Colorado Pacific bought 122 miles of track in 2018 from NA Junction to an interchange with K&O at Towner, Colo., about 60 miles west of Scott City, Kansas. It rebuilt the corridor it calls the Towner line, where no traffic had moved for more than two decades, with the aim of moving grain from elevators on K&O in the Scott City area, including two Weskan facilities.

The lawsuit filed in U.S. District Court in Kansas says UP and K&O in 2019 altered a 1997 lease agreement to impose the interchange fee.

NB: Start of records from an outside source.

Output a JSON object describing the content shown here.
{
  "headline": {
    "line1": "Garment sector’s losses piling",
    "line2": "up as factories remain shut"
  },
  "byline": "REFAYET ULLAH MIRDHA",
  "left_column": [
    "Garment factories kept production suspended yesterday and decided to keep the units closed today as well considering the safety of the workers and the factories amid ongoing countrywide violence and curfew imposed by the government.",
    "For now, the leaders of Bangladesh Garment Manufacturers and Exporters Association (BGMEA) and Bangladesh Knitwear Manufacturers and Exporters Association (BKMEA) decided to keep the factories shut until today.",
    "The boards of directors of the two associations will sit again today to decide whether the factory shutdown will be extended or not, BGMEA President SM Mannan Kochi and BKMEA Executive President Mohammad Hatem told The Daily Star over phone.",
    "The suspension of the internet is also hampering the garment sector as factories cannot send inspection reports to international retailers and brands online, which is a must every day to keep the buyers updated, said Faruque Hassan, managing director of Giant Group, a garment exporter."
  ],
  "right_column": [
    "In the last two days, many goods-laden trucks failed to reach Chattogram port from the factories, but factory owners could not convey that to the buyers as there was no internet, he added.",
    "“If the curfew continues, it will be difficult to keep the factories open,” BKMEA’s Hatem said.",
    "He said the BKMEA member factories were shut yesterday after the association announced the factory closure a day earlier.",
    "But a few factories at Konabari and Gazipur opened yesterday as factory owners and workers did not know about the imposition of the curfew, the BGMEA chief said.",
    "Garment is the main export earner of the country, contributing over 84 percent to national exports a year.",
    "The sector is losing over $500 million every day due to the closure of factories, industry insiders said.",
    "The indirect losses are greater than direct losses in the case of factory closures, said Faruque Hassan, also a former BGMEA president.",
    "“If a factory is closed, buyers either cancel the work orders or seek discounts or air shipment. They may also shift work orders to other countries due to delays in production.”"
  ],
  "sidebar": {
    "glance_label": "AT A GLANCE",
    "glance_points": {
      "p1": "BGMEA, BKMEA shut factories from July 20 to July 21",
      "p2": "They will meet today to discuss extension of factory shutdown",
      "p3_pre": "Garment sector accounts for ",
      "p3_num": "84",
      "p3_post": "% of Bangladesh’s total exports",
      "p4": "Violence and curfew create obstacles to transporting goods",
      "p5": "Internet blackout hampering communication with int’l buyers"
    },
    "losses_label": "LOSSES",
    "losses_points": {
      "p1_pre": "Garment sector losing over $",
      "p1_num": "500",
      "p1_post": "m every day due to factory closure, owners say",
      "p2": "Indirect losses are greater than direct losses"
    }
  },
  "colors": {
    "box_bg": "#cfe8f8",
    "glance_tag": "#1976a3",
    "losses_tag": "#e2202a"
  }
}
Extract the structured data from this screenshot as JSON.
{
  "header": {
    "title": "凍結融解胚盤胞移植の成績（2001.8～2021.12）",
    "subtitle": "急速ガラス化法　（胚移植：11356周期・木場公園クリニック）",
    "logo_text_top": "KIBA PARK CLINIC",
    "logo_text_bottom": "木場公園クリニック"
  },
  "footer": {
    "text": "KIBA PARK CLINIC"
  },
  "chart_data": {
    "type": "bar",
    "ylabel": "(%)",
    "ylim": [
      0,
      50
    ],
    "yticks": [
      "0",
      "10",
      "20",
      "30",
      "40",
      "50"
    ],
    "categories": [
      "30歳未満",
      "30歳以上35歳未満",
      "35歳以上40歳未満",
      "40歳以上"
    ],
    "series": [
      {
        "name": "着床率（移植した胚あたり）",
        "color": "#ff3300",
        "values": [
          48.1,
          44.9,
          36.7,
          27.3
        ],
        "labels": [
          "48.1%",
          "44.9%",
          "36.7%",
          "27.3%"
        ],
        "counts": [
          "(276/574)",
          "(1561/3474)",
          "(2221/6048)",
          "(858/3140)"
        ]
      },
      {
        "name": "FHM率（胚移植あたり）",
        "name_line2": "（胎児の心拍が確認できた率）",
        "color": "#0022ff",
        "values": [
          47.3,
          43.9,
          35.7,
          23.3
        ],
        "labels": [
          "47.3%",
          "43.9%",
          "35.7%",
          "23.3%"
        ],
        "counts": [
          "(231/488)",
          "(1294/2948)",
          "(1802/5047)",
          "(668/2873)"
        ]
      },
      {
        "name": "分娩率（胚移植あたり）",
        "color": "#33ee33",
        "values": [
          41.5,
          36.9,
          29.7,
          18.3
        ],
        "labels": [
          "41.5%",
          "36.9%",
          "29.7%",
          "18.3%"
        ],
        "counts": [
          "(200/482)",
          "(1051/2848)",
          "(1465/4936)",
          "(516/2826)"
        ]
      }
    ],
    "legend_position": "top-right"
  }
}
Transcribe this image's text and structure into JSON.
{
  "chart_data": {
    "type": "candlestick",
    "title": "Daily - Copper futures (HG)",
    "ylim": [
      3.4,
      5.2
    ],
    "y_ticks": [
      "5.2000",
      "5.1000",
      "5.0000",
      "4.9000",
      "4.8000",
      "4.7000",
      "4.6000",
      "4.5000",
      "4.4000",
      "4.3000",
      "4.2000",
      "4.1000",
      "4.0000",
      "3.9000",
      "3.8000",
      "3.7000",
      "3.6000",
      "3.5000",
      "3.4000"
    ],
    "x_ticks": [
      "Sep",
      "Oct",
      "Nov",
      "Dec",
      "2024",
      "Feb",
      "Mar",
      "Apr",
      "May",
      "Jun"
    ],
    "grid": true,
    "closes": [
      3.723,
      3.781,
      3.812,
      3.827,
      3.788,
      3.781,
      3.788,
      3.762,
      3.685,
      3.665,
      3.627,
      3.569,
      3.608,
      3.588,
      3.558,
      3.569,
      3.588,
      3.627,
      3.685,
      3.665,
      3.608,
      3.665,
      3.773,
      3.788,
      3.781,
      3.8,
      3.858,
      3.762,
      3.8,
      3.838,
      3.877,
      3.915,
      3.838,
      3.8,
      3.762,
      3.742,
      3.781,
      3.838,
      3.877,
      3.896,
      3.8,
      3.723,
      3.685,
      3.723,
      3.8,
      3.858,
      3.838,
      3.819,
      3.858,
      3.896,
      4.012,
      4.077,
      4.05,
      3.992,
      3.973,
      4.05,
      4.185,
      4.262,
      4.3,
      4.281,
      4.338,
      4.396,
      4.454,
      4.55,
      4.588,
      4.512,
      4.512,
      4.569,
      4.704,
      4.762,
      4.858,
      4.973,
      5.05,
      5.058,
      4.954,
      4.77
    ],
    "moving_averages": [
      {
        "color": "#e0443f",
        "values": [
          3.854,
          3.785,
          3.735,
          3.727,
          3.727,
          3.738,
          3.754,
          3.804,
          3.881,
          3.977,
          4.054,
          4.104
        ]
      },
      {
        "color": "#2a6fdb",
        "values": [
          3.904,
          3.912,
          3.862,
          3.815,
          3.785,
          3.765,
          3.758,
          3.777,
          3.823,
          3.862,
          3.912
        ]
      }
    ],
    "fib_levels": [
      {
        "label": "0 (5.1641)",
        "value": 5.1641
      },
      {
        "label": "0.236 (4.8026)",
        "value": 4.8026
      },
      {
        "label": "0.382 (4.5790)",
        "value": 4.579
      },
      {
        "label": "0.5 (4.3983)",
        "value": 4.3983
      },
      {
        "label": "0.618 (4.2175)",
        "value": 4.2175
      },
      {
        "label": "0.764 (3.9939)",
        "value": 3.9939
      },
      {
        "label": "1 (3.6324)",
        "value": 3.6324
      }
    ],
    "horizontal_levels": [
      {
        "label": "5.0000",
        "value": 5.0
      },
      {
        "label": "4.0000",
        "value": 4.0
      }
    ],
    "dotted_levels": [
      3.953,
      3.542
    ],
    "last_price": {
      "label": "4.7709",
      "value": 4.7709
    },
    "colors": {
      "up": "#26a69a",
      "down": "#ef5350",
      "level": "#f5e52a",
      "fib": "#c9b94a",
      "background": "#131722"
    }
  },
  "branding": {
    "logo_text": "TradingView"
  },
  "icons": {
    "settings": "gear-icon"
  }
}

The plaintiffs argue that change made westbound moves from K&O-served elevators too costly for farmers in the Scott City area.

The filing also points to an alternative routing: grain can move more than 140 miles east on K&O to interchange with UP at Great Bend, Kan., before it moves west.

STB filing, “paper barrier” claims, and shipper stakes

Alongside the court case, Colorado Pacific has filed at the Surface Transportation Board to contest the interchange fee and to support its claim that the other two railroads created a “paper barrier” to block westbound grain moves from K&O to Colorado Pacific.

In an interview, Weskan and Colorado Pacific Chairman Stefan Soloviev said the company entered the rail business to add competition so farmers could obtain competitive prices. He said the fight has lasted three years and called the lawsuit the last thing he wanted to do.

Supporters of the project say the Towner line could carry substantial volumes if the westward routing opens up. Jake Wahlenmaier, superintendent at Weskan’s elevator in Sheridan Lake, Colo., said the line’s potential is enormous if grain traffic can move that direction. “We’d turn that line into the busiest stretch of rail west of the Mississippi,” he said. “We’d be smoking the rail ties.”

Union Pacific said it denies the allegations and will present its facts to the court and the Surface Transportation Board. Watco, based in Pittsburg, Kan., said it does not comment on litigation matters and will respond through the proper legal channels.

Soloviev said Colorado Pacific anticipates moving 5,000 carloads of grain this year. He added that Weskan is at capacity at five rail and five truck facilities, with 20 unit trains booked for future moves.

For local producers, the question is about access and costs. Scott City farmer Steven Compton told Trains that a western outlet is essential for the region’s grain, arguing that transportation is vital as feed and other costs rise while grain prices remain steady. He said the issue goes beyond money and is tied to “the survivability of the farm economy,” as reported by Trains.

More than a dozen farmers in the Scott City area joined the suit, and Weskan is described as part of Soloviev’s grain businesses that provide services including seed, storage, and transportation.

The story also notes the broader footprint of Soloviev Group, which says it is the 14th largest landowner in the U.S., with holdings estimated at 350,000 acres. The New York-based entrepreneur also has businesses including real estate, wind farms, and a resort hotel on Long Island.

Soloviev also controls the Colorado Pacific Rio Grande, a 150-mile railroad in southern Colorado. Several years ago, he pursued reopening the former Denver & Rio Grande route over Tennessee Pass for westbound grain, including an unsuccessful bid to force UP to sell the line to Colorado Pacific. That effort ended in 2023.

The suit alleges violations of the Sherman Act governing anti-competitive practices, Soloviev Group CEO Michael Hershman said. He called the allegations fairly standard for a Sherman Act case, while describing the dispute as a “David vs. Goliath” fight against a multibillion-dollar company.

Soloviev said Colorado Pacific was prevented from bidding on the property that UP owns and K&O operates under the lease challenged in the federal court case. He also said that moving traffic directly via Colorado Pacific would eliminate 25,000 moves currently made by truck to get grain from Scott City to where Colorado Pacific can handle it.